Friday, September 14, 2007

Evidence on Cross listing, governance, and cash holdings

Is cash good or bad? Actually that is roughly how I started my dissertation. The answer is yes.

It is both bad and good. Good because it gives firms more flexibility, lowers transaction costs, and allows faster responses to opportunities. Cash is bad because it offers managers too much flexibility and worsens agency cost problems by shielding managers from market discipline (essentially Jensen's Free Cash flow problem).

In an upcoming paper (to be presented at the FMAs in Orlando) Fresard and Salva combine that idea with literature suggesting that foreign firms that list their shares in the US experience improved governance. They find evidence fits both hypotheses.

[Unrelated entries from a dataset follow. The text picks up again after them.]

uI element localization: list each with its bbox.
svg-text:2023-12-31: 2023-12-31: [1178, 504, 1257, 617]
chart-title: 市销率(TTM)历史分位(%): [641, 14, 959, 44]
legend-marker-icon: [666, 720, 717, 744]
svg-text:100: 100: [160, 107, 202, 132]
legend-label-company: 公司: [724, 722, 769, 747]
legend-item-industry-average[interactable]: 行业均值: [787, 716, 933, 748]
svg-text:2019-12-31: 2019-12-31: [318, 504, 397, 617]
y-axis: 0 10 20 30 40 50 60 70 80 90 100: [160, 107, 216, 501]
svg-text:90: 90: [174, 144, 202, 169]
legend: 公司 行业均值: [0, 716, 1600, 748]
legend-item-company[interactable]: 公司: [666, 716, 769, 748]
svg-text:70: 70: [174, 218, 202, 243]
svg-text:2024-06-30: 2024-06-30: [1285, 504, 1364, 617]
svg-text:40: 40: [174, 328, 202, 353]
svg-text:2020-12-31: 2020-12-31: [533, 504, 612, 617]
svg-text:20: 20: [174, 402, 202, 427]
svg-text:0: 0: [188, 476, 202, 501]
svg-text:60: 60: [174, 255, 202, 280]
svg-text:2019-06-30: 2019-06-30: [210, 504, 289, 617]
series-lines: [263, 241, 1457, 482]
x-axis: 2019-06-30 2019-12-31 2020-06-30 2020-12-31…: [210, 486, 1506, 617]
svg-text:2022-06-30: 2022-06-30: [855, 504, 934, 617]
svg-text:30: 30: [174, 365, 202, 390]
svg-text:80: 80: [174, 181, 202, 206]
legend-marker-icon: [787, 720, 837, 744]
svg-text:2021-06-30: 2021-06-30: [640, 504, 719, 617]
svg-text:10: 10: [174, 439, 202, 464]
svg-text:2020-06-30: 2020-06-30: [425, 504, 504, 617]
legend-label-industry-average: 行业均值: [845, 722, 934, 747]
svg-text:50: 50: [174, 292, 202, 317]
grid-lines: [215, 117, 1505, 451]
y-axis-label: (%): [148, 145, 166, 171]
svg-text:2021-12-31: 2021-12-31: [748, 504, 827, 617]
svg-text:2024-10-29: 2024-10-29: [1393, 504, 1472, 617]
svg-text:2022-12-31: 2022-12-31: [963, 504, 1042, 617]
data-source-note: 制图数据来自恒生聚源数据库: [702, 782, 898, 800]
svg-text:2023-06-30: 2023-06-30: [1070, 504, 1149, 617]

FresardSalva2007.pdf (application/pdf Object)

A few look-ins:

* "...find strong evidence that the value of cash increases when foreign firms list shares in the U.S. More precisely, we observe no significant difference in the value of cash between firms that are not yet cross-listed and their domestic peers. However, once firms cross-list in the U.S., investors significantly raise their valuation of cash.'

* "...the value of cash increases only marginally for firms located in countries with high institutional quality. In contrast, firms from poorly protected environments experience a substantial increase in their value of cash after they cross-list."

Cite: Fresard.Laurant and Carolina Salva 2007, "Does Cross-listing in the US really improve Corporate Governance? Evidence fro the value of liquidity." Working paper Available here.

Interesting! (and people ask me why I always look forward to the FMAs (even when they are in Orlando which is one of my least favorite cities.) This paper is being presented at 8:00 on Wed October 17.